Architecturally, not having any condition code register at all is definitely simplest.

For in-order implementations, having a few sets of results (like PA-RISCs multiple carries or PPCs 8 condition registers) gives compilers more flexibility in instruction scheduling. The flipside is that this complicates out-of-order implementations, which now need to perform register renaming on the condition codes/flags as well. It’s easier to rename a single condition code register with dedicated logic than it is to keep track of several of them.

Instructions that produce condition codes and always write all flags or none of them are fairly easy to handle. What sucks for out-of-order is when some instructions only update some flag bits. 32-bit ARM is a case in point: some instructions write NZCV (e.g. ADDS), some NZC (ANDS with shifted register operand), some NZ (ANDS with immediate operand). This requires either executing all such instructions in order and merging flags, or renaming NZ, C, and V separately. That’s relatively complicated behavior for an architecture generally considered to be RISC. (It’s also fixed in the A64 ISA).

Exercise:

Does the chosen calculation order improve performance on the 21064?

Exercise 2:

The right arithmetic shift (SRA) replicates the sign bit across the upper 32 bits.

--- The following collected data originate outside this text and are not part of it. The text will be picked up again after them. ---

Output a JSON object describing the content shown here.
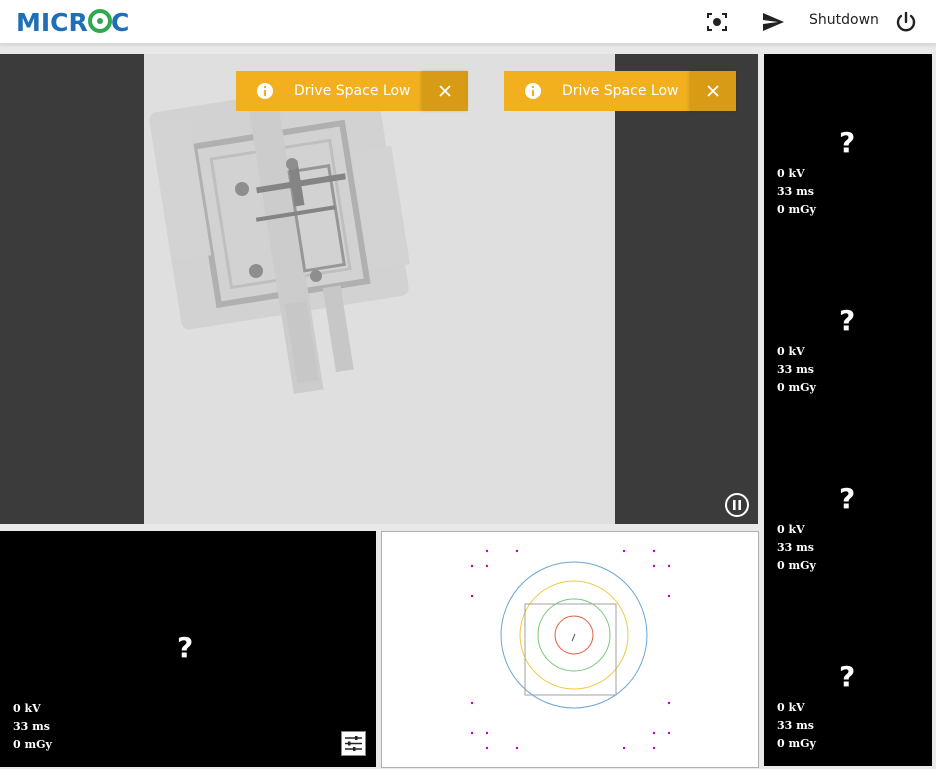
{
  "header": {
    "logo_text": "MICROC",
    "shutdown_label": "Shutdown",
    "icons": [
      "camera-focus-icon",
      "send-icon",
      "power-icon"
    ]
  },
  "main_view": {
    "toasts": [
      {
        "message": "Drive Space Low",
        "icon": "info-icon"
      },
      {
        "message": "Drive Space Low",
        "icon": "info-icon"
      }
    ],
    "pause_icon": "pause-icon"
  },
  "thumbnails": [
    {
      "placeholder": "?",
      "kv": "0 kV",
      "ms": "33 ms",
      "dose": "0 mGy"
    },
    {
      "placeholder": "?",
      "kv": "0 kV",
      "ms": "33 ms",
      "dose": "0 mGy"
    },
    {
      "placeholder": "?",
      "kv": "0 kV",
      "ms": "33 ms",
      "dose": "0 mGy"
    },
    {
      "placeholder": "?",
      "kv": "0 kV",
      "ms": "33 ms",
      "dose": "0 mGy"
    }
  ],
  "bottom_left": {
    "placeholder": "?",
    "kv": "0 kV",
    "ms": "33 ms",
    "dose": "0 mGy",
    "icon": "sliders-icon"
  },
  "colors": {
    "toast": "#f2b01e",
    "logo_blue": "#1e6fb8",
    "logo_green": "#2fa84f",
    "marker": "#c000c0"
  }
}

Nope, nothing to do with 21064. It’s a correctness issue, and all the information you need should be covered in earlier installments.

In c and c++, signed overflow is undefined. That means that you shouldn’t test if a+b<a to detect overflow. The compiler is allowed to optimize that to b<0. If alpha had unsigned arithmetic, then a comparison to c would be more appropriate.

All of the operations are on unsigned integers.

`a + b < a`

doesn’t detect overflow if the operands are signed – it detects whether b is negative *or* overflow.This article is about carry using unsigned operands, not overflow on signed operands.

No one has gotten the exercises yet, I see….

David Bremner got exercise 2. The answer to the first exercise is “Because Rc might be identical to Ra or Rb. We need to calculate carry after the registers containing the values we need are produced, but before they get overwritten.”